Dal 1° luglio 2020 (e fino al 31 dicembre 2021) la soglia per i trasferimenti di denaro contante si abbassa a € 2.000.
Non è la prima volta che il nostro legislatore interviene in materia.
Esaminando il fenomeno dal 2010 in poi, il limite in questione è variato già 6 volte, con vertiginosi sali e scendi da un massimo di € 12.500 ad un minimo di € 1.000.
La misura, volta a favorire l’utilizzo del pagamento elettronico, vuol contrastare l’evasione fiscale permettendo il tracciamento delle spese degli italiani da mettere a confronto con le entrate finanziarie degli stessi.
In particolare la norma, contenuta nell’ultima legge di bilancio, prevede che i trasferimenti “fisici” in contanti che avvengano per qualsiasi causa tra due o più soggetti diversi non possono essere pari o superiori ad € 2.000.
Di fronte a questo limite esistono però delle operazioni consentite come il trasferimento di contanti tra soggetti “non diversi” (ad’esempio il passaggio tra la sfera aziendale a quella privata dell’imprenditore individuale/professionista) e i prelievi/versamenti in conto corrente.
Particolare attenzione va posta poi a tutte quelle situazioni che potrebbero essere inquadrate come “operazioni frazionate”, cioè quell’insieme di pagamenti inferiori al limite, la cui somma però eccede la soglia consentita.
Tali operazioni sono infatti consentite solo se previste dalla prassi commerciale o da accordi contrattuali.
Vale la pena ricordare, inoltre, che il predetto limite si abbasserà ad € 1.000 dal 1 gennaio 2022 e probabilmente ancor di più futuro (se pensiamo che non più tardi di qualche mese fa si ipotizzava un’imposta sui prelievi di contanti).

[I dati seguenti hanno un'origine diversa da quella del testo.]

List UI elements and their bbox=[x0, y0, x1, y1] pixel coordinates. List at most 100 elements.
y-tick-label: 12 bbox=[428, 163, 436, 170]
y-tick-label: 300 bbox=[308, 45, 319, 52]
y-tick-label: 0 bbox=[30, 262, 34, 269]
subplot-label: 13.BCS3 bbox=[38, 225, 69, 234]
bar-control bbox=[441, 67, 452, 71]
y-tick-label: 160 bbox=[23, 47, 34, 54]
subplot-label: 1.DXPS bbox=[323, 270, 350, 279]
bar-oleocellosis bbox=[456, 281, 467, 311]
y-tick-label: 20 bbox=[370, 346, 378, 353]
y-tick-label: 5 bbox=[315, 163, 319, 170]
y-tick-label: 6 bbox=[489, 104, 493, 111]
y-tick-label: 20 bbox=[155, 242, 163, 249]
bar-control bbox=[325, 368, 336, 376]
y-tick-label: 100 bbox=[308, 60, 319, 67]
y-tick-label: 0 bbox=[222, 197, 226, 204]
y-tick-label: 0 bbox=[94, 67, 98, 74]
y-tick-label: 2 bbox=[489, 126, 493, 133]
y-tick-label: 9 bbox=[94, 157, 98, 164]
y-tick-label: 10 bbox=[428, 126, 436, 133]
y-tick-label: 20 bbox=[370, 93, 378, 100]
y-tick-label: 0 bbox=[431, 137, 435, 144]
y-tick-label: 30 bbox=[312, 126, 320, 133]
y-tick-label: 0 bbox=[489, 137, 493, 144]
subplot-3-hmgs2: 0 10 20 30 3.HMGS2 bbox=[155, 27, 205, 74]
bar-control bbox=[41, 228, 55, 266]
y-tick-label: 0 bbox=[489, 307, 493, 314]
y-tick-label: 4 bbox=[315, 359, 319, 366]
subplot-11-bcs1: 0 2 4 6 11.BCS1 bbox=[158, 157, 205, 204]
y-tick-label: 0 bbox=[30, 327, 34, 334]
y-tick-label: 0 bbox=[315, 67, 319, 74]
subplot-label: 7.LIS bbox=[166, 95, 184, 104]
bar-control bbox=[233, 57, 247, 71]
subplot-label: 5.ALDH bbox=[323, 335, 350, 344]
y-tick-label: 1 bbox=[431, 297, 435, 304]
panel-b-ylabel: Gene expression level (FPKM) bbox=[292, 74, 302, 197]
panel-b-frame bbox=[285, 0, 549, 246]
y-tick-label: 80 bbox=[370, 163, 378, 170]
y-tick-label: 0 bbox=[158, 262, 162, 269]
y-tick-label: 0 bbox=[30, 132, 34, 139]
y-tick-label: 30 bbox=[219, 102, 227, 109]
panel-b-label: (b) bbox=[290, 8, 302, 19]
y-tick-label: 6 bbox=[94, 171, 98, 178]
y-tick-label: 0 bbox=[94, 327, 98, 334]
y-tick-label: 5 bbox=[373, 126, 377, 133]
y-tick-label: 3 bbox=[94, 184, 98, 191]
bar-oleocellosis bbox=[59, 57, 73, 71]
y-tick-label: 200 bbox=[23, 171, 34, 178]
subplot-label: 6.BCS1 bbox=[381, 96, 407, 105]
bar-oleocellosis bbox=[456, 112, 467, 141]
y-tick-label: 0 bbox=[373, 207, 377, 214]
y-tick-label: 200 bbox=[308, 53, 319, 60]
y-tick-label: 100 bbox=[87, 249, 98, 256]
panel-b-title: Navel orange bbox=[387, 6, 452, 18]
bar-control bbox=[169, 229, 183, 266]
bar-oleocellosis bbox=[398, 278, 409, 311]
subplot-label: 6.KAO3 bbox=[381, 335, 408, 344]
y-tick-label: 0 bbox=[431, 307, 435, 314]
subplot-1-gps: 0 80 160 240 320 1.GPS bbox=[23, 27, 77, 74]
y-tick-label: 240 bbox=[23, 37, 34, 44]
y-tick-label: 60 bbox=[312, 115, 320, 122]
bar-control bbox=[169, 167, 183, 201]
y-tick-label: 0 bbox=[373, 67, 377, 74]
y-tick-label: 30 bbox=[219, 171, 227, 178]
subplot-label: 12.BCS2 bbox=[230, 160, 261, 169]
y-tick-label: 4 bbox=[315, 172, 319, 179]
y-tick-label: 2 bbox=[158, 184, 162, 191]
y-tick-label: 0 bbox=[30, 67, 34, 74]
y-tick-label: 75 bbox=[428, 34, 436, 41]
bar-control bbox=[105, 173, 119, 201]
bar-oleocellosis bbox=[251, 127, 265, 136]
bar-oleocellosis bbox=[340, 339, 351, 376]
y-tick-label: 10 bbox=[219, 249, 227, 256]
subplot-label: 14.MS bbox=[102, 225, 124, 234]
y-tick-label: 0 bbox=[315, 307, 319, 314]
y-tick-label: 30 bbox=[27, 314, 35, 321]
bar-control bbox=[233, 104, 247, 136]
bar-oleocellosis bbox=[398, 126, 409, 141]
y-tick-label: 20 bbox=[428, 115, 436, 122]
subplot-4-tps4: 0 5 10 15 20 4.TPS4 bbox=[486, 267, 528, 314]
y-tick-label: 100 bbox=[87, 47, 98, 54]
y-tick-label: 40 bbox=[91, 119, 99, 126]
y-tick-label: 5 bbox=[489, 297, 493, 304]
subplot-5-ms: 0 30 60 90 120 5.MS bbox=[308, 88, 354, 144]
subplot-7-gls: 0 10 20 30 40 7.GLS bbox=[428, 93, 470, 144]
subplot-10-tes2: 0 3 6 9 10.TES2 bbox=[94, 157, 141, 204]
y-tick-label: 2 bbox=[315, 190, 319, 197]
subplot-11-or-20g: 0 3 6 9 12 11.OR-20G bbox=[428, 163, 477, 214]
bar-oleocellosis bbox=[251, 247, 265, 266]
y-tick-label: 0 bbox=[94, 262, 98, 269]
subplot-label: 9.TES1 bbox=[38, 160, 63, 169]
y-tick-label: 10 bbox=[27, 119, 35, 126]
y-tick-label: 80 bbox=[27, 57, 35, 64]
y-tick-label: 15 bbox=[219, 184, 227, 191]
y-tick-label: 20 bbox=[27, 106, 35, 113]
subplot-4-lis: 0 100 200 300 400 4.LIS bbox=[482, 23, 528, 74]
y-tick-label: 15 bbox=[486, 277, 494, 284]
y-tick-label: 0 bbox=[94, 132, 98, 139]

Insomma, l’intento del governo, mosso dal mantra “contante = evasione fiscale” è evidente: combattere l’evasione attraverso la minore circolazione della moneta.
Obiettivo chiaro e misura di dubbia efficacia.
Ma a prescindere da questo, due sono le considerazioni che sorgono spontanee.
La prima riguarda il fatto che l’introduzione di tali limiti è basata sull’assunto (in parte sbagliato) secondo il quale l’evasione si muove principalmente attraverso il denaro contante quasi dimenticandosi di tutte quelle operazioni, messe in atto molti piani più in alto di quelli in cui risiede il consumatore finale, che sarebbero, probabilmente, il vero nemico da combattere (ma qui ci addentriamo in discorsi tecnici e complicati).
La seconda considerazione, più nazional popolare, è che lo Stato, incapace di combattere l’evasione alla fonte, prova a contrastarla a valle, a costo di privare il cittadino di una sua libertà fondamentale:
quella di spendere il proprio denaro come, dove e quando vuole, senza necessariamente farlo sapere a qualcuno.
Ma allora viene da chiedersi, al di là di tutti i pregiudizi:
cosa rimane allora di tutti quei concetti di libertà individuale e privacy? Dov’è l’equilibrio tra la libertà di ognuno di noi e l’interesse pubblico?